The latter is particularly important. This is less a software issue, and more an organizational failure.

Elsewhere on HN and reddit, people were writing that ridiculous SLA's, such as "4 hour response to a vulnerability", make it practically impossible to release well-tested code, and that reliance on a rootkit for security is little more than CYA — which means that the writing was on the wall, and this will happen again.

You can't fix bad business practices with bug fixes and improved testing. And you can't fix what you don't look into.

Hence my qualification of this "review" as a red herring.


> people were writing that ridiculous SLA's, such as "4 hour response to a vulnerability

I didn't see people explaining why this was ridiculous.

> make it practically impossible to release well-tested code

That falsely presumes the release must be code.

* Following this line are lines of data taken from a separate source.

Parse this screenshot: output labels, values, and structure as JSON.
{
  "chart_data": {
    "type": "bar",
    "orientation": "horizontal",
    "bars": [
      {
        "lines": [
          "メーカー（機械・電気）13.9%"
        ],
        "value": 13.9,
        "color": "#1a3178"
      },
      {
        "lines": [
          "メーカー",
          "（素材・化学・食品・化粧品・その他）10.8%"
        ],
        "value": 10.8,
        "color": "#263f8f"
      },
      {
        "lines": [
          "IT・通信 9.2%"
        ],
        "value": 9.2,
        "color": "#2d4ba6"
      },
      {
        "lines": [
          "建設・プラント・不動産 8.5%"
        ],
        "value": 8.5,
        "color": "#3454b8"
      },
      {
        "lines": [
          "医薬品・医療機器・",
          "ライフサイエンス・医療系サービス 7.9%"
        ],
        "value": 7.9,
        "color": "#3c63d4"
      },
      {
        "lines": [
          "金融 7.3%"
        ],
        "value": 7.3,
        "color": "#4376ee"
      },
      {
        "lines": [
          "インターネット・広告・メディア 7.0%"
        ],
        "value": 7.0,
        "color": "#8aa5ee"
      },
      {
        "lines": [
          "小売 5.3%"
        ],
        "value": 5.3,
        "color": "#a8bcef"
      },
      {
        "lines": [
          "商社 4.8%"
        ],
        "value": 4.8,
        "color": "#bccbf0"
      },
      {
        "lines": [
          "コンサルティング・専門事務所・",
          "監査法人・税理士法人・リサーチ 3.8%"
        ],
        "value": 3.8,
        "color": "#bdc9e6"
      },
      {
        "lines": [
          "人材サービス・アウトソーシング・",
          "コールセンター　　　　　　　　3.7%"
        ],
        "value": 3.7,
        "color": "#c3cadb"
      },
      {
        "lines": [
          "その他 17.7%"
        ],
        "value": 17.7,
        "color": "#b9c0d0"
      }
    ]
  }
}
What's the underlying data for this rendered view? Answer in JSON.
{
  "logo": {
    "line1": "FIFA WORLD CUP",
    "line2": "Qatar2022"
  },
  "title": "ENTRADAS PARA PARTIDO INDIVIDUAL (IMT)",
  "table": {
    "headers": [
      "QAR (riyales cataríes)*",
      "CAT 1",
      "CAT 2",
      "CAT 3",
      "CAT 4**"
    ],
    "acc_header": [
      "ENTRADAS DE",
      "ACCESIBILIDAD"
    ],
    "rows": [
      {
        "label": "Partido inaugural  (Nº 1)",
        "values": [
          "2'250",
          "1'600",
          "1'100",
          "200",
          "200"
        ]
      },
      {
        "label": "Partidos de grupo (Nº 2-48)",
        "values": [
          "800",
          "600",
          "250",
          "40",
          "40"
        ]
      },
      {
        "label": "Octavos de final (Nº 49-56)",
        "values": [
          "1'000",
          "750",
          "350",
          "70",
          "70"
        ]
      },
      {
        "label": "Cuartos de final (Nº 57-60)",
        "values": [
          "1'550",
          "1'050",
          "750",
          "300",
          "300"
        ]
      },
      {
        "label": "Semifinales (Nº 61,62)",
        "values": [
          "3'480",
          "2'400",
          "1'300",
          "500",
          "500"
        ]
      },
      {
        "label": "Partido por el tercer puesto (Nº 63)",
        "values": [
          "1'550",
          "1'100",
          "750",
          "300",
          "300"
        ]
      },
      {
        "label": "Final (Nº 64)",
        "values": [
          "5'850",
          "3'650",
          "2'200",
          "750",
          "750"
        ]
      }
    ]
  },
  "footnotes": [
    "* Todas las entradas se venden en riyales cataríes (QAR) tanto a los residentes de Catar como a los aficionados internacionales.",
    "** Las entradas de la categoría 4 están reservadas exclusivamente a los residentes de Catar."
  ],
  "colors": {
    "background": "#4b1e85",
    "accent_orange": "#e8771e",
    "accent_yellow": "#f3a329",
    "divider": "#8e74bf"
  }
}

CrowdStrike say of the update that caused the crash: "This Rapid Response Content is stored in a proprietary binary file that contains configuration data. It is not code or a kernel driver."


>I didn't see people explaining why this was ridiculous.

Because of how it affects priorities and incentives.

E.g.: as of 2024, CrowdStrike didn't implement staggered rollout of Rapid Response content. If you spend a second thinking why that's the case, you'll realize that rapid and staggered are literally antithetical.

>CrowdStrike say of the update that caused the crash: "This Rapid Response Content is stored in a proprietary binary file that contains configuration data. It is not code or a kernel driver."

Well, they are lying.

The data that you feed into an interpreter is code, no matter what they want to call it.


It's not your kid, so "improve health" is the industry standard response here.


True, but the question is why they can keep getting away with that.


What validates the Content Validator? A Content Validator Validator?